Of course, faction is not a new invention. Shakespeare's histories set the tone. The power and risks of the genre were apparent even then. Richard III is portrayed very negatively by Shakespeare, but my history teacher contended that England's two finest monarchs squared of in 1485 at Bosworth Field.
The age of
mass communication has wonderful opportunities. Faction series are just one
example of many. The next generation has a chance to embrace history in ways
that were tough for me given the media and material available at the time. But
it is yet one more fraught field, ripe for abuse and polarisation.
3 comments:
Graham - I've been enjoying your blog for many years. It gets better and better. A very basic question if I may; can you provide a link to the Harris elephant in the room article you mentioned?

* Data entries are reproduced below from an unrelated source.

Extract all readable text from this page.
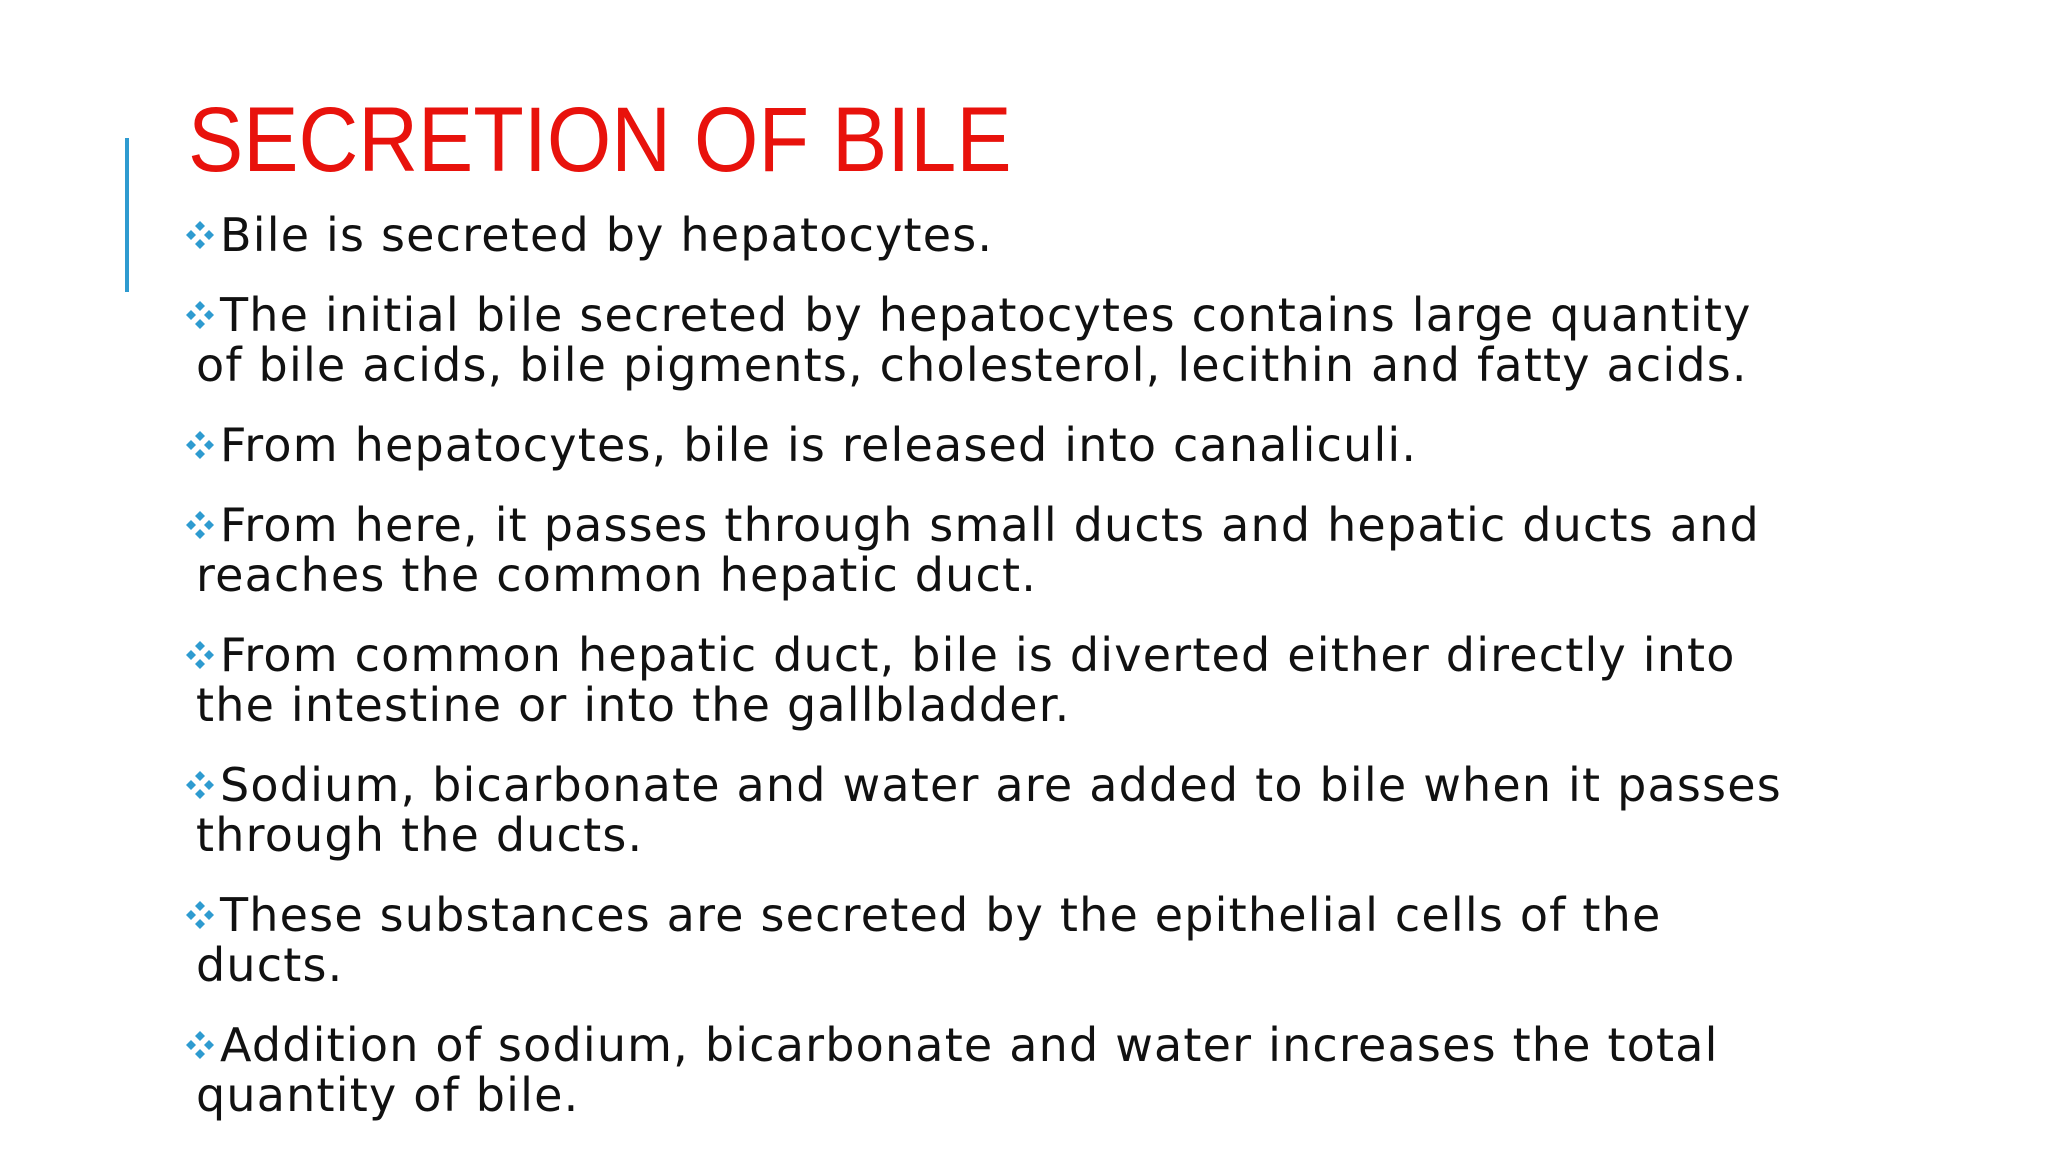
SECRETION OF BILE
Bile is secreted by hepatocytes.
The initial bile secreted by hepatocytes contains large quantity of bile acids, bile pigments, cholesterol, lecithin and fatty acids.
From hepatocytes, bile is released into canaliculi.
From here, it passes through small ducts and hepatic ducts and reaches the common hepatic duct.
From common hepatic duct, bile is diverted either directly into the intestine or into the gallbladder.
Sodium, bicarbonate and water are added to bile when it passes through the ducts.
These substances are secreted by the epithelial cells of the ducts.
Addition of sodium, bicarbonate and water increases the total quantity of bile.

Thank you
Hello Joe, I'm glad you enjoy the blog.
I had a quick look online with no luck. I was directed to newspapers.com which is a subscription service. My guess for the year of the article would be in the range 1981-1985, during which time Harris penned a political commentary article most weeks in the editorial part of the paper. It was my first introduction to him, reading The Observer in college and the years immediately afterwards.